そうでした。リバプールに限らず、当時のイギリスの男性の習慣だったんでしょう。そんな小さな話がたくさん集まるんです。

このような、日常に起こったエピソードの積み重ねによってメンディップスに生命が宿るんです。

子ども時代のジョンの姿を実感してもらいたい

管理人の仕事は、訪れる人と物語を共有し、メンディップスでの暮らしを後世代に伝えることなんです。ビートルズとしてのジョンについては、多くのことが知られていますが、子ども時代のジョンの姿を訪れる人に実感してもらいたいんです。

戦中、戦後のウールトン地区のことは私も知っていますが、私が話すのはあくまでもジョンが体験した物語なんです。ですから、当時の話をする時は必ず、ジョンの目線から伝えるように心がけています。

――それがメンディップスの魅力なんですね。

メンディップスは「生きた空間」と言えるでしょうね。仮に当時の内装を再現した建物だけだったとしたら、どうでしょう? 解説を聞くことで、それぞれの部屋の息吹が感じられるようになると思うんですね。

例えば、これはポール・マッカートニーとのインタビューでの話ですが、「コリン、あの玄関ポーチは今もあのままかい?」と尋ねられました。「あそこのリバーブがすごく良かったんだよね。僕たちは『エコーチェンバー』って呼んでいたっけ」と。

小さな話の積み重ねという話を先ほどしましたが、ポールからこんなエピソードを聞くことができるのは、本当に貴重なことですし、決定的な証言ですよね。

そのときポールに聞いてみたんです。「ミミから『うるさいからポーチで演奏しなさい』と追い立てられたのは本当ですか」と。するとこう答えてくれました。

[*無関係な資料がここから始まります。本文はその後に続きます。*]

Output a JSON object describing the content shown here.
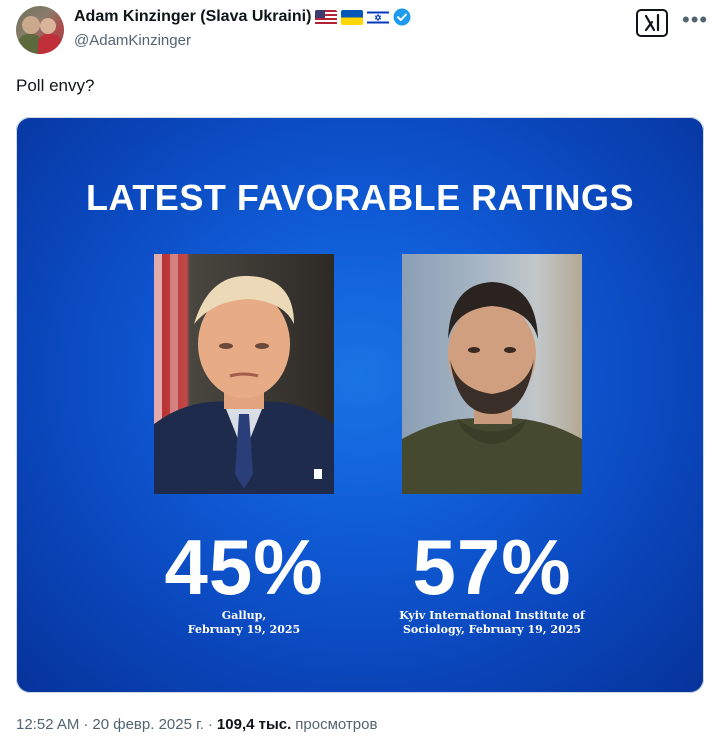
{
  "author": {
    "display_name": "Adam Kinzinger (Slava Ukraini)",
    "handle": "@AdamKinzinger",
    "flags": [
      "us-flag-icon",
      "ukraine-flag-icon",
      "israel-flag-icon"
    ],
    "verified_color": "#1d9bf0"
  },
  "tweet": {
    "text": "Poll envy?"
  },
  "media": {
    "title": "LATEST FAVORABLE RATINGS",
    "left": {
      "value": "45%",
      "source_lines": [
        "Gallup,",
        "February 19, 2025"
      ]
    },
    "right": {
      "value": "57%",
      "source_lines": [
        "Kyiv International Institute of",
        "Sociology, February 19, 2025"
      ]
    },
    "background_color": "#0f5bd6"
  },
  "meta": {
    "time": "12:52 AM",
    "sep1": "·",
    "date": "20 февр. 2025 г.",
    "sep2": "·",
    "views_count": "109,4 тыс.",
    "views_label": "просмотров"
  }
}
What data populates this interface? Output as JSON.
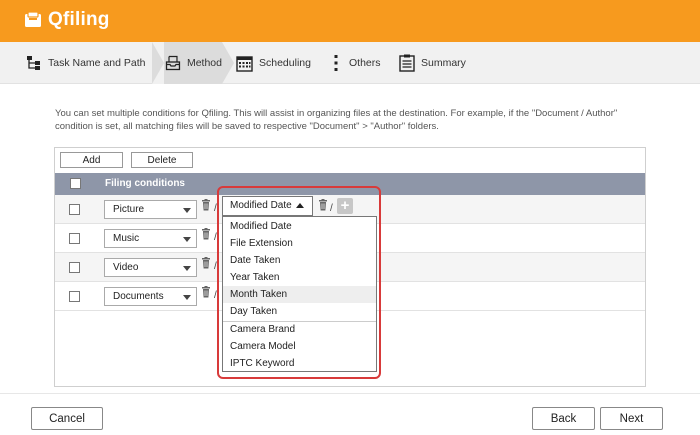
{
  "app": {
    "logo_text": "Qfiling",
    "accent": "#f79a1e"
  },
  "steps": [
    {
      "label": "Task Name and Path",
      "icon": "sitemap-icon"
    },
    {
      "label": "Method",
      "icon": "inbox-icon",
      "active": true
    },
    {
      "label": "Scheduling",
      "icon": "calendar-icon"
    },
    {
      "label": "Others",
      "icon": "more-vertical-icon"
    },
    {
      "label": "Summary",
      "icon": "clipboard-icon"
    }
  ],
  "description": "You can set multiple conditions for Qfiling. This will assist in organizing files at the destination. For example, if the \"Document / Author\" condition is set, all matching files will be saved to respective \"Document\" > \"Author\" folders.",
  "toolbar": {
    "add_label": "Add",
    "delete_label": "Delete"
  },
  "table": {
    "header": "Filing conditions",
    "rows": [
      {
        "category": "Picture",
        "condition": "Modified Date"
      },
      {
        "category": "Music"
      },
      {
        "category": "Video"
      },
      {
        "category": "Documents"
      }
    ],
    "separator": "/"
  },
  "dropdown": {
    "options": [
      "Modified Date",
      "File Extension",
      "Date Taken",
      "Year Taken",
      "Month Taken",
      "Day Taken",
      "Camera Brand",
      "Camera Model",
      "IPTC Keyword"
    ],
    "highlighted": "Month Taken"
  },
  "plus_label": "+",
  "footer": {
    "cancel_label": "Cancel",
    "back_label": "Back",
    "next_label": "Next"
  }
}
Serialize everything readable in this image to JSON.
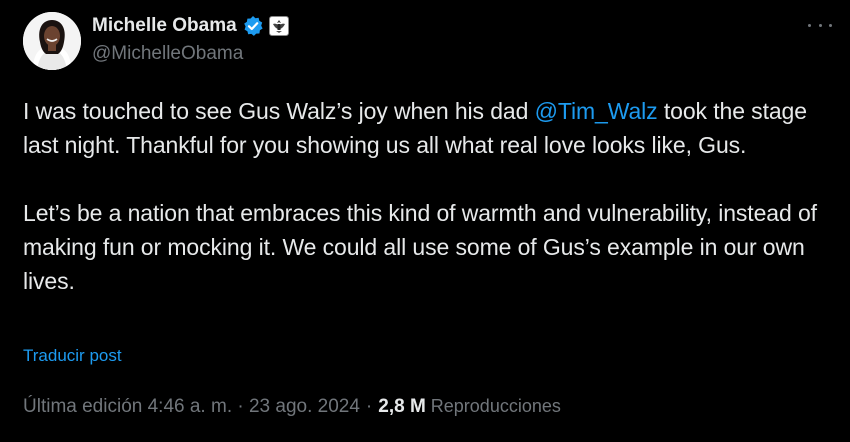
{
  "author": {
    "display_name": "Michelle Obama",
    "handle": "@MichelleObama",
    "verified": true,
    "affiliate_badge": "government-seal-icon"
  },
  "tweet": {
    "p1_before": "I was touched to see Gus Walz’s joy when his dad ",
    "p1_mention": "@Tim_Walz",
    "p1_after": " took the stage last night. Thankful for you showing us all what real love looks like, Gus.",
    "p2": "Let’s be a nation that embraces this kind of warmth and vulnerability, instead of making fun or mocking it. We could all use some of Gus’s example in our own lives."
  },
  "translate_label": "Traducir post",
  "meta": {
    "timestamp": "Última edición 4:46 a. m. · 23 ago. 2024",
    "separator": "·",
    "views_count": "2,8 M",
    "views_label": "Reproducciones"
  },
  "colors": {
    "background": "#000000",
    "text": "#e7e9ea",
    "secondary": "#71767b",
    "accent": "#1d9bf0"
  }
}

「そうじゃない。僕と会う前からジョンは、あそこの音がいいことを知っていたからね。進んでポーチに行って演奏していたんだよ。ジョンは昔からボーカルにリバーブをかけるのが好きだったんだ」と。

ジョンが自分のボーカルにリバーブをかけるよう、(プロデューサーの)ジョージ・マーティンに口うるさく注文をつけていたのは有名な話ですよね。それはメンディップスに端を発しているんです。ポールに聞いたこのエピソードからは、若い頃から音にこだわりがあった彼らの姿勢が伝わります。